The Divine Comedy: Office Politics Tour em Coimbra


"Ge-ner-a-tion SEX, respects, the rights, of girls, who want to take their clothes OFF, as long as we can all WATCH, that's O-KAY."

É estranho que ao longo de 13 anos de blogue eu nunca tenha escrito nada de substancial sobre um grupo tão constante na banda sonora dos meus dias: The Divine Comedy. Liderados por Neil Hannon, são uma banda irlandesa (Enniskillen) criada em 1989. Passaram há dias por Portugal onde se apresentaram em Lisboa, (Aula Magna) Coimbra e Braga no âmbito da digressão europeia de apresentação de Office Politics, álbum saído em Junho. Fui vê-los ao Teatro Académico de Gil Vicente, no dia 8, com inveja de quem comprou bilhete para Braga em virtude da beleza da sala onde actuaram, o Theatro-Circo.

A primeira vez que os vi foi menos que ideal, uma multidão de estudantes entre mim e o palco. Terá sido numa Queima das Fitas, em Coimbra, no Parque da Cidade, lá pelo ano 2000 e picos. Todavia, plateia e balcão do TAGV, em Coimbra também, que não devem ultrapassar os 800 lugares, dão-nos a ideia de estarmos a assistir a um pequeno concerto num clube e é essa, quanto a mim, a atmosfera ideal para desfrutar das canções dos Divine Comedy. Desta vez estava a escassos metros do teatro de operações, ou melhor, do escritório.

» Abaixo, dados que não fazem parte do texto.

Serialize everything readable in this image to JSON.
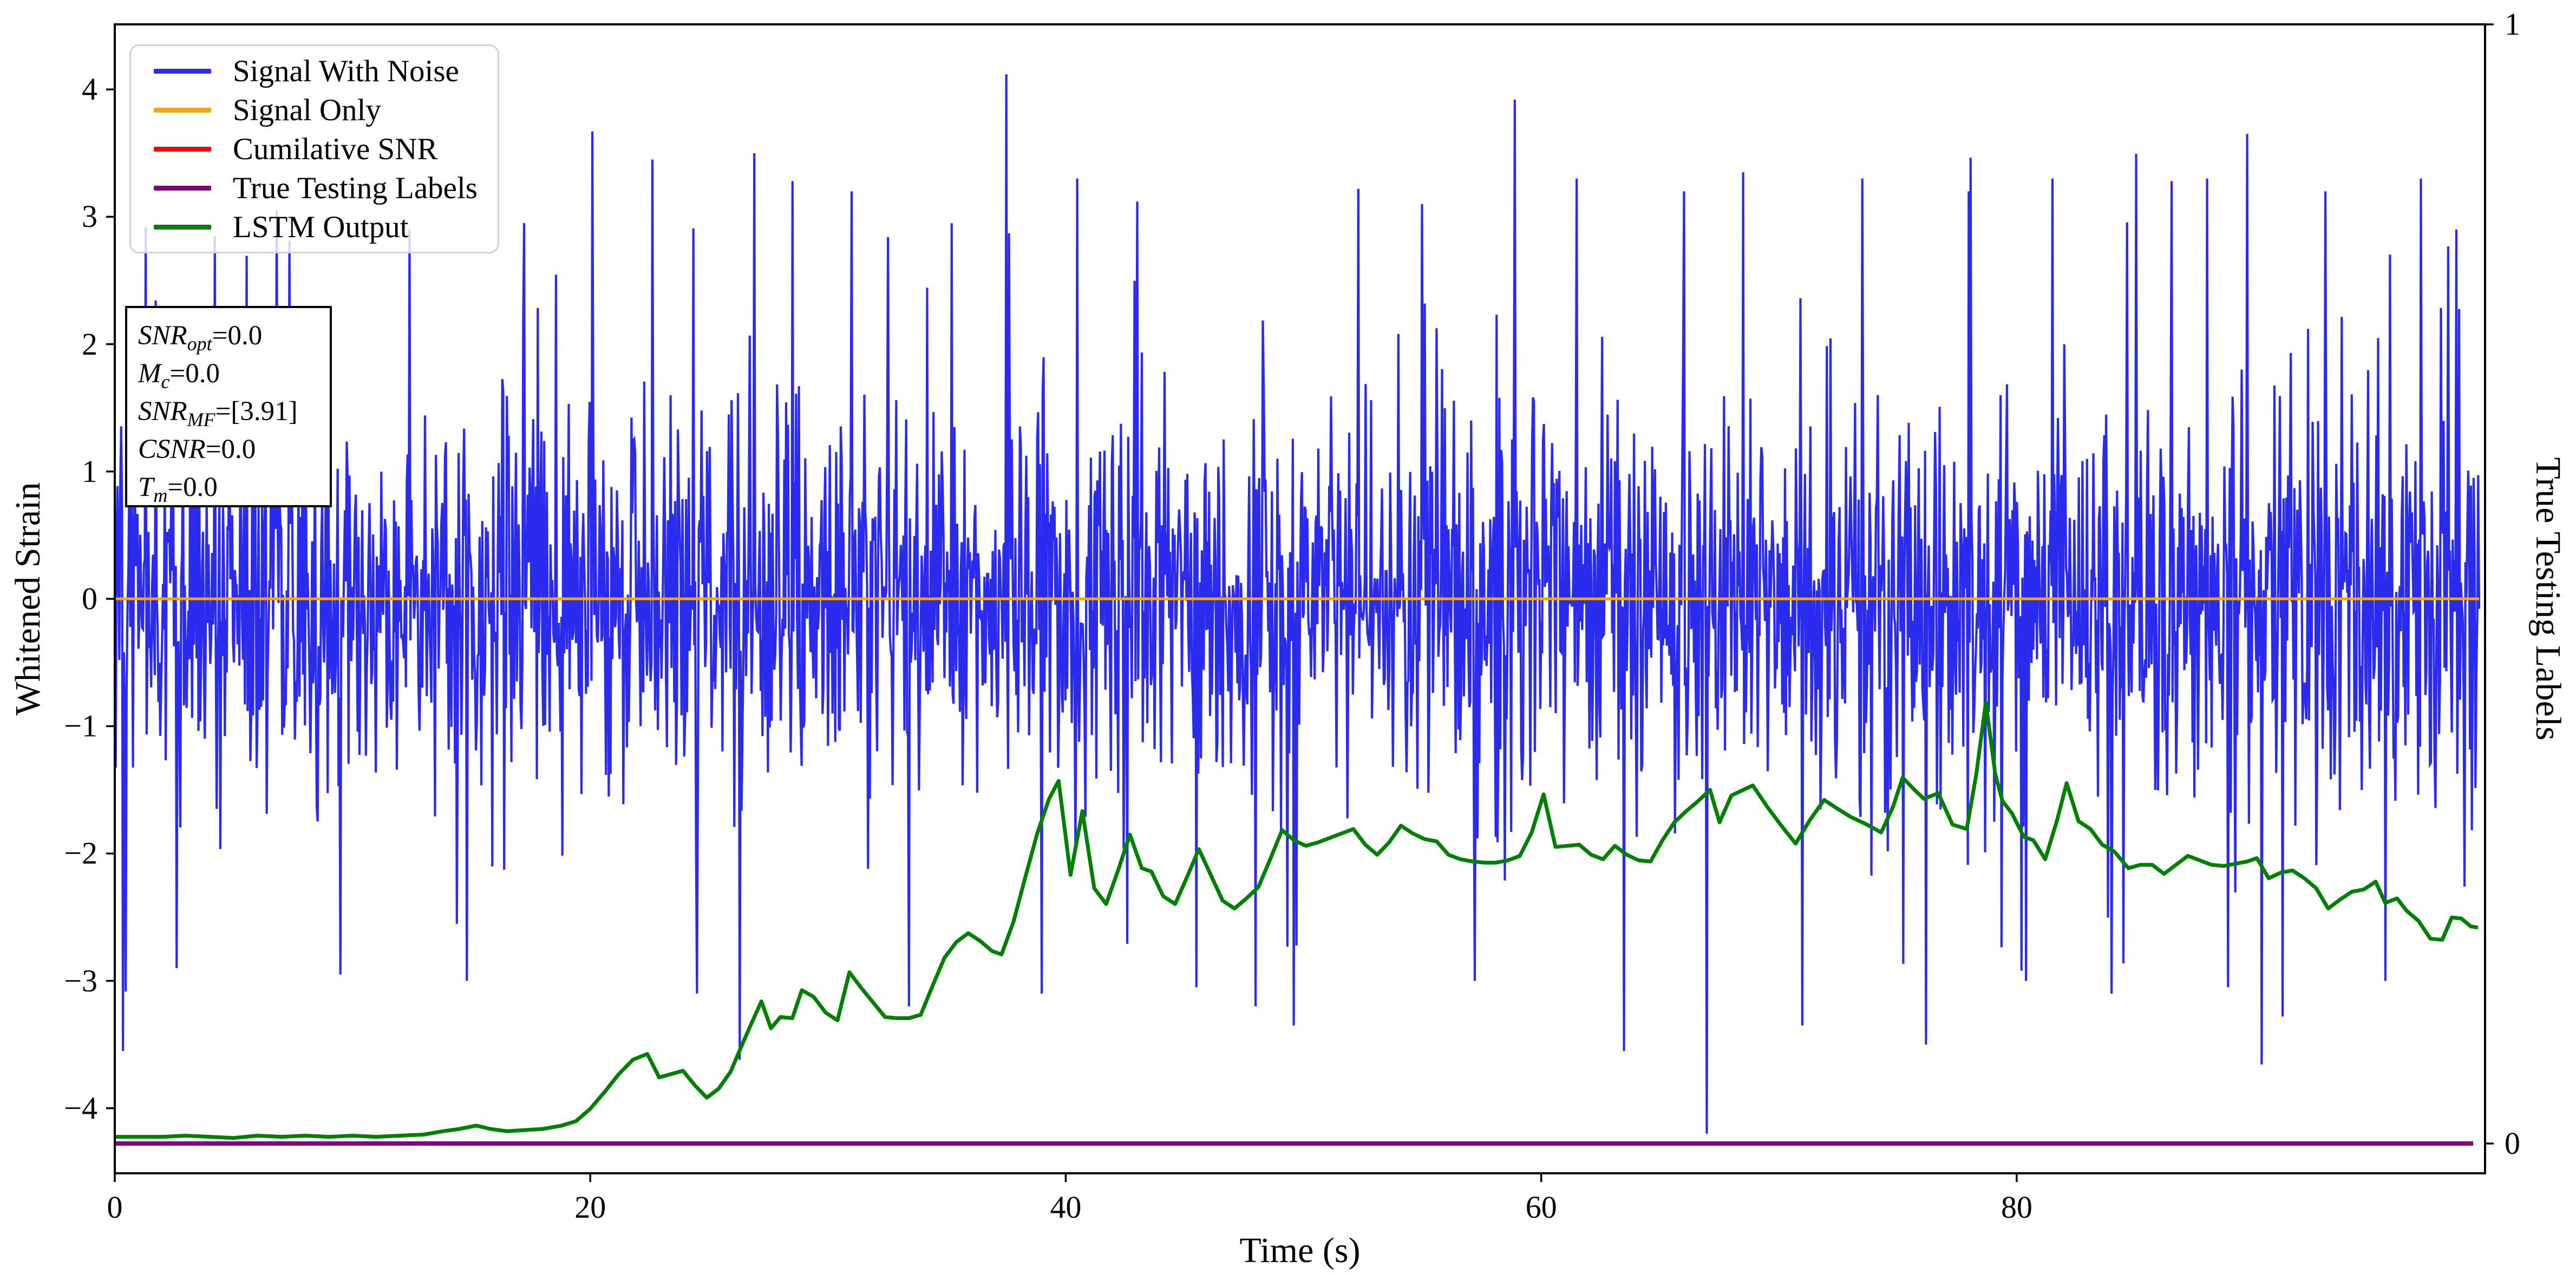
{
  "figure": {
    "background": "#ffffff"
  },
  "chart_data": {
    "type": "line",
    "title": "",
    "xlabel": "Time (s)",
    "ylabel_left": "Whitened Strain",
    "ylabel_right": "True Testing Labels",
    "xlim": [
      0,
      99.7
    ],
    "ylim_left": [
      -4.51,
      4.51
    ],
    "ylim_right": [
      -0.027,
      1.0
    ],
    "grid": false,
    "legend_position": "upper left",
    "xticks": {
      "values": [
        0,
        20,
        40,
        60,
        80
      ],
      "labels": [
        "0",
        "20",
        "40",
        "60",
        "80"
      ]
    },
    "yticks_left": {
      "values": [
        4,
        3,
        2,
        1,
        0,
        -1,
        -2,
        -3,
        -4
      ],
      "labels": [
        "4",
        "3",
        "2",
        "1",
        "0",
        "−1",
        "−2",
        "−3",
        "−4"
      ]
    },
    "yticks_right": {
      "values": [
        1,
        0
      ],
      "labels": [
        "1",
        "0"
      ]
    },
    "series": [
      {
        "name": "Signal With Noise",
        "color": "#2b2bf0",
        "axis": "left",
        "kind": "generated_noise",
        "noise": {
          "seed": 42,
          "n": 2600,
          "t_end": 99.45,
          "sigma_core": 0.72,
          "sigma_tail": 1.35,
          "tail_fraction": 0.1
        },
        "forced_extremes": [
          [
            0.35,
            -3.55
          ],
          [
            1.3,
            2.92
          ],
          [
            2.6,
            -2.9
          ],
          [
            4.2,
            2.85
          ],
          [
            6.8,
            3.05
          ],
          [
            9.5,
            -2.95
          ],
          [
            12.4,
            2.9
          ],
          [
            14.8,
            -3.0
          ],
          [
            17.2,
            2.95
          ],
          [
            20.1,
            3.67
          ],
          [
            22.6,
            3.45
          ],
          [
            24.5,
            -3.1
          ],
          [
            26.3,
            -3.62
          ],
          [
            26.9,
            3.5
          ],
          [
            28.5,
            3.28
          ],
          [
            31.0,
            3.2
          ],
          [
            33.4,
            -3.2
          ],
          [
            35.2,
            2.95
          ],
          [
            37.5,
            4.12
          ],
          [
            39.0,
            -3.1
          ],
          [
            40.5,
            3.3
          ],
          [
            43.0,
            3.12
          ],
          [
            45.5,
            -3.05
          ],
          [
            48.0,
            -3.2
          ],
          [
            49.6,
            -3.35
          ],
          [
            52.3,
            3.22
          ],
          [
            55.0,
            3.1
          ],
          [
            57.2,
            -3.0
          ],
          [
            58.9,
            3.92
          ],
          [
            61.5,
            3.3
          ],
          [
            63.5,
            -3.55
          ],
          [
            66.0,
            3.2
          ],
          [
            68.5,
            3.35
          ],
          [
            71.0,
            -3.35
          ],
          [
            73.5,
            3.3
          ],
          [
            76.2,
            -3.5
          ],
          [
            78.0,
            3.2
          ],
          [
            80.4,
            -3.0
          ],
          [
            81.5,
            3.3
          ],
          [
            84.0,
            -3.1
          ],
          [
            86.5,
            3.28
          ],
          [
            88.0,
            3.3
          ],
          [
            89.7,
            3.65
          ],
          [
            91.2,
            -3.28
          ],
          [
            93.0,
            3.2
          ],
          [
            95.5,
            -3.0
          ],
          [
            97.0,
            3.3
          ],
          [
            98.5,
            2.9
          ]
        ]
      },
      {
        "name": "Signal Only",
        "color": "#ffa500",
        "axis": "left",
        "kind": "constant",
        "value": 0,
        "t_end": 99.45
      },
      {
        "name": "Cumilative SNR",
        "color": "#ff0000",
        "axis": "right",
        "kind": "constant",
        "value": 0,
        "t_end": 99.2,
        "note": "hidden beneath True Testing Labels line"
      },
      {
        "name": "True Testing Labels",
        "color": "#800080",
        "axis": "right",
        "kind": "constant",
        "value": 0,
        "t_end": 99.2
      },
      {
        "name": "LSTM Output",
        "color": "#008000",
        "axis": "right",
        "kind": "points",
        "points": [
          [
            0,
            0.006
          ],
          [
            1,
            0.006
          ],
          [
            2,
            0.006
          ],
          [
            3,
            0.007
          ],
          [
            4,
            0.006
          ],
          [
            5,
            0.005
          ],
          [
            6,
            0.007
          ],
          [
            7,
            0.006
          ],
          [
            8,
            0.007
          ],
          [
            9,
            0.006
          ],
          [
            10,
            0.007
          ],
          [
            11,
            0.006
          ],
          [
            12,
            0.007
          ],
          [
            13,
            0.008
          ],
          [
            13.8,
            0.011
          ],
          [
            14.5,
            0.013
          ],
          [
            15.2,
            0.016
          ],
          [
            15.8,
            0.013
          ],
          [
            16.5,
            0.011
          ],
          [
            17.2,
            0.012
          ],
          [
            18,
            0.013
          ],
          [
            18.8,
            0.016
          ],
          [
            19.4,
            0.02
          ],
          [
            20,
            0.031
          ],
          [
            20.6,
            0.046
          ],
          [
            21.2,
            0.062
          ],
          [
            21.8,
            0.075
          ],
          [
            22.4,
            0.08
          ],
          [
            22.9,
            0.059
          ],
          [
            23.4,
            0.062
          ],
          [
            23.9,
            0.065
          ],
          [
            24.4,
            0.052
          ],
          [
            24.9,
            0.041
          ],
          [
            25.4,
            0.049
          ],
          [
            25.9,
            0.064
          ],
          [
            26.4,
            0.089
          ],
          [
            26.9,
            0.113
          ],
          [
            27.2,
            0.127
          ],
          [
            27.6,
            0.103
          ],
          [
            28,
            0.113
          ],
          [
            28.5,
            0.112
          ],
          [
            28.9,
            0.137
          ],
          [
            29.4,
            0.131
          ],
          [
            29.9,
            0.117
          ],
          [
            30.4,
            0.11
          ],
          [
            30.9,
            0.153
          ],
          [
            31.4,
            0.139
          ],
          [
            31.9,
            0.126
          ],
          [
            32.4,
            0.113
          ],
          [
            32.9,
            0.112
          ],
          [
            33.4,
            0.112
          ],
          [
            33.9,
            0.115
          ],
          [
            34.4,
            0.141
          ],
          [
            34.9,
            0.166
          ],
          [
            35.4,
            0.18
          ],
          [
            35.9,
            0.188
          ],
          [
            36.4,
            0.181
          ],
          [
            36.9,
            0.172
          ],
          [
            37.3,
            0.169
          ],
          [
            37.8,
            0.198
          ],
          [
            38.3,
            0.238
          ],
          [
            38.8,
            0.277
          ],
          [
            39.3,
            0.308
          ],
          [
            39.7,
            0.324
          ],
          [
            40.2,
            0.24
          ],
          [
            40.7,
            0.297
          ],
          [
            41.2,
            0.228
          ],
          [
            41.7,
            0.214
          ],
          [
            42.2,
            0.244
          ],
          [
            42.7,
            0.276
          ],
          [
            43.2,
            0.246
          ],
          [
            43.6,
            0.243
          ],
          [
            44.1,
            0.221
          ],
          [
            44.6,
            0.214
          ],
          [
            45.1,
            0.238
          ],
          [
            45.6,
            0.263
          ],
          [
            46.1,
            0.24
          ],
          [
            46.6,
            0.217
          ],
          [
            47.1,
            0.21
          ],
          [
            47.6,
            0.219
          ],
          [
            48.1,
            0.229
          ],
          [
            48.6,
            0.254
          ],
          [
            49.1,
            0.28
          ],
          [
            49.6,
            0.271
          ],
          [
            50.1,
            0.266
          ],
          [
            50.6,
            0.269
          ],
          [
            51.1,
            0.273
          ],
          [
            51.6,
            0.277
          ],
          [
            52.1,
            0.281
          ],
          [
            52.6,
            0.267
          ],
          [
            53.1,
            0.258
          ],
          [
            53.6,
            0.269
          ],
          [
            54.1,
            0.284
          ],
          [
            54.6,
            0.277
          ],
          [
            55.1,
            0.272
          ],
          [
            55.6,
            0.27
          ],
          [
            56.1,
            0.258
          ],
          [
            56.6,
            0.254
          ],
          [
            57.1,
            0.252
          ],
          [
            57.6,
            0.251
          ],
          [
            58.1,
            0.251
          ],
          [
            58.6,
            0.253
          ],
          [
            59.1,
            0.257
          ],
          [
            59.6,
            0.278
          ],
          [
            60.1,
            0.312
          ],
          [
            60.6,
            0.265
          ],
          [
            61.1,
            0.266
          ],
          [
            61.6,
            0.267
          ],
          [
            62.1,
            0.258
          ],
          [
            62.6,
            0.254
          ],
          [
            63.1,
            0.266
          ],
          [
            63.6,
            0.258
          ],
          [
            64.1,
            0.253
          ],
          [
            64.6,
            0.252
          ],
          [
            65.1,
            0.271
          ],
          [
            65.6,
            0.287
          ],
          [
            66.1,
            0.297
          ],
          [
            66.6,
            0.306
          ],
          [
            67.1,
            0.316
          ],
          [
            67.5,
            0.287
          ],
          [
            68,
            0.311
          ],
          [
            68.5,
            0.316
          ],
          [
            68.9,
            0.32
          ],
          [
            69.5,
            0.301
          ],
          [
            70.1,
            0.284
          ],
          [
            70.7,
            0.268
          ],
          [
            71.3,
            0.289
          ],
          [
            71.9,
            0.307
          ],
          [
            72.4,
            0.3
          ],
          [
            73,
            0.292
          ],
          [
            73.7,
            0.285
          ],
          [
            74.3,
            0.278
          ],
          [
            74.8,
            0.301
          ],
          [
            75.2,
            0.327
          ],
          [
            75.7,
            0.316
          ],
          [
            76.1,
            0.308
          ],
          [
            76.7,
            0.313
          ],
          [
            77.3,
            0.285
          ],
          [
            77.9,
            0.281
          ],
          [
            78.3,
            0.33
          ],
          [
            78.7,
            0.394
          ],
          [
            79.1,
            0.33
          ],
          [
            79.4,
            0.306
          ],
          [
            79.8,
            0.295
          ],
          [
            80.3,
            0.274
          ],
          [
            80.7,
            0.271
          ],
          [
            81.2,
            0.254
          ],
          [
            81.7,
            0.289
          ],
          [
            82.1,
            0.322
          ],
          [
            82.6,
            0.288
          ],
          [
            83.1,
            0.281
          ],
          [
            83.6,
            0.267
          ],
          [
            84.1,
            0.261
          ],
          [
            84.7,
            0.246
          ],
          [
            85.2,
            0.249
          ],
          [
            85.7,
            0.249
          ],
          [
            86.2,
            0.241
          ],
          [
            86.7,
            0.249
          ],
          [
            87.2,
            0.257
          ],
          [
            87.7,
            0.253
          ],
          [
            88.2,
            0.249
          ],
          [
            88.7,
            0.248
          ],
          [
            89.2,
            0.25
          ],
          [
            89.7,
            0.252
          ],
          [
            90.1,
            0.255
          ],
          [
            90.6,
            0.237
          ],
          [
            91.1,
            0.242
          ],
          [
            91.6,
            0.244
          ],
          [
            92.1,
            0.237
          ],
          [
            92.6,
            0.228
          ],
          [
            93.1,
            0.21
          ],
          [
            93.6,
            0.218
          ],
          [
            94.1,
            0.225
          ],
          [
            94.6,
            0.227
          ],
          [
            95.1,
            0.234
          ],
          [
            95.5,
            0.215
          ],
          [
            96,
            0.219
          ],
          [
            96.4,
            0.208
          ],
          [
            96.9,
            0.199
          ],
          [
            97.4,
            0.183
          ],
          [
            97.9,
            0.182
          ],
          [
            98.3,
            0.202
          ],
          [
            98.7,
            0.201
          ],
          [
            99.1,
            0.194
          ],
          [
            99.4,
            0.193
          ]
        ]
      }
    ]
  },
  "legend": {
    "items": [
      {
        "label": "Signal With Noise",
        "color": "#2b2bf0"
      },
      {
        "label": "Signal Only",
        "color": "#ffa500"
      },
      {
        "label": "Cumilative SNR",
        "color": "#ff0000"
      },
      {
        "label": "True Testing Labels",
        "color": "#800080"
      },
      {
        "label": "LSTM Output",
        "color": "#008000"
      }
    ]
  },
  "annotation_box": {
    "lines": [
      {
        "variable": "SNR",
        "subscript": "opt",
        "rest": "=0.0"
      },
      {
        "variable": "M",
        "subscript": "c",
        "rest": "=0.0"
      },
      {
        "variable": "SNR",
        "subscript": "MF",
        "rest": "=[3.91]"
      },
      {
        "variable": "CSNR",
        "subscript": "",
        "rest": "=0.0"
      },
      {
        "variable": "T",
        "subscript": "m",
        "rest": "=0.0"
      }
    ]
  }
}
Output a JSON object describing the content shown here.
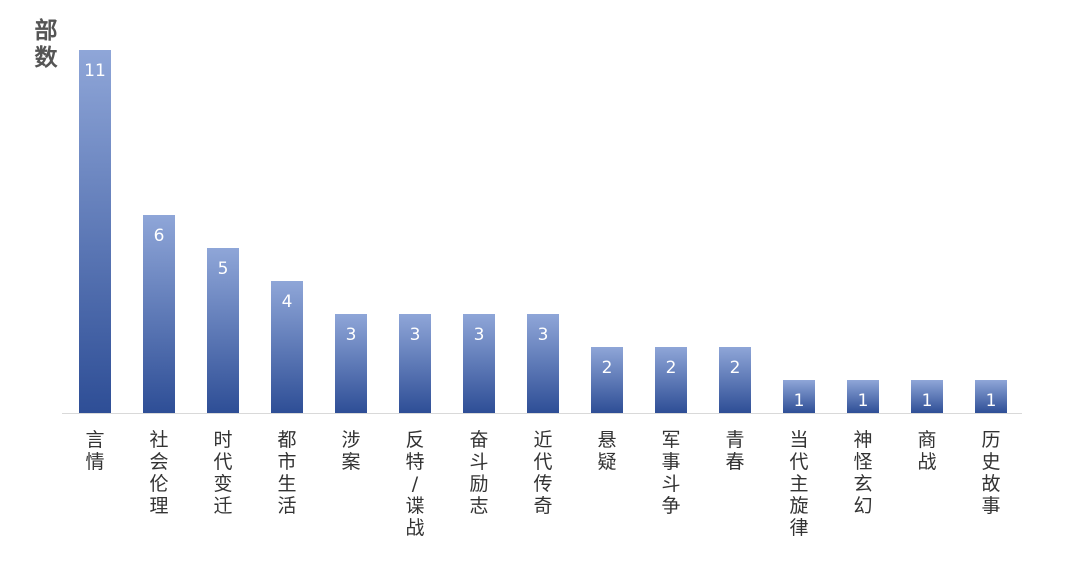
{
  "chart_data": {
    "type": "bar",
    "ylabel": "部数",
    "xlabel": "",
    "title": "",
    "categories": [
      "言情",
      "社会伦理",
      "时代变迁",
      "都市生活",
      "涉案",
      "反特/谍战",
      "奋斗励志",
      "近代传奇",
      "悬疑",
      "军事斗争",
      "青春",
      "当代主旋律",
      "神怪玄幻",
      "商战",
      "历史故事"
    ],
    "values": [
      11,
      6,
      5,
      4,
      3,
      3,
      3,
      3,
      2,
      2,
      2,
      1,
      1,
      1,
      1
    ],
    "ylim": [
      0,
      11
    ],
    "grid": false,
    "legend": "none",
    "colors": {
      "bar_top": "#8fa6d8",
      "bar_bottom": "#2e4e96",
      "value_label": "#ffffff",
      "category_label": "#333333",
      "axis_line": "#d9d9d9"
    }
  }
}
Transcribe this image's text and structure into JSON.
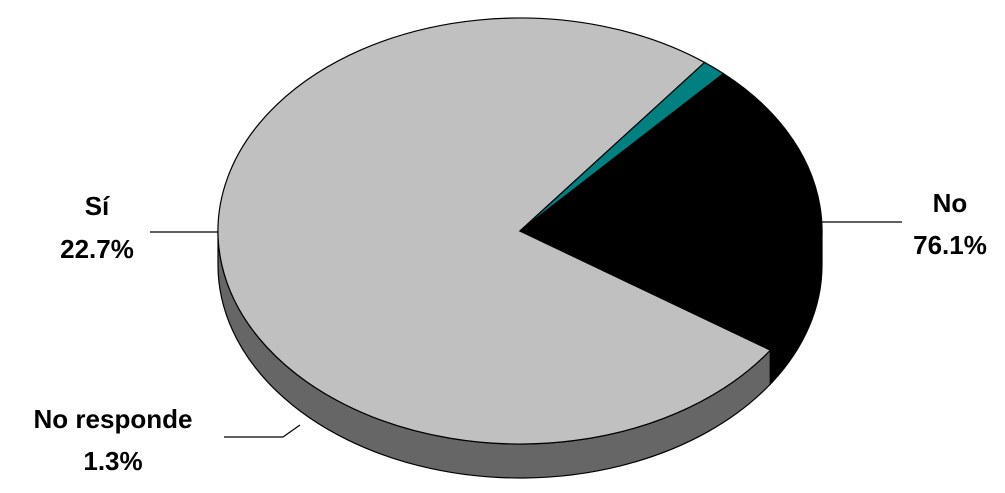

Comecei a ouvi-los em Liberation, o álbum de 1993, e continuo. Curiosamente, é deste Liberation que saiu o tema que Neil escolheu para abrir o concerto em Coimbra, Europop , uma canção onde se ouve o sintetizador que marcou a música desses e anos anteriores, um elemento estranho num disco de sonoridades instrumentais quase barrocas, harpas e violinos, e que parece ter cativado Neil de novo, neste Office Politics, inspirando-o. Lê-se por aí que lhe ofereceram um de presente e assim, fruto do acaso, se renovou o interesse.

No palco esperava-nos o cenário de um escritório apetrechado com alguma da tecnologia dos anos 80, que hoje consideramos ultrapassada: um grande relógio analógico na parede, um telefone que na mão do teclista, a dada altura, se transformou num shaker - havia festa no escritório! - um enorme monitor branco de computador sobre uma secretária e respectiva cadeira de plástico, onde Neil se sentou por duas vezes simulando escrever. O vocalista apareceu em palco com um fato e gravata estampados com o padrão da mira técnica que víamos em tempos na TV, camisa negra e sapatilhas. Esperava um aspecto mais sombrio e aplaudi a surpresa. O look casava idealmente com aquela canção bem pop, onde ele afirma que o lucro é coisa boa mas que o prazer transitório que trás conta, afinal, bem pouco.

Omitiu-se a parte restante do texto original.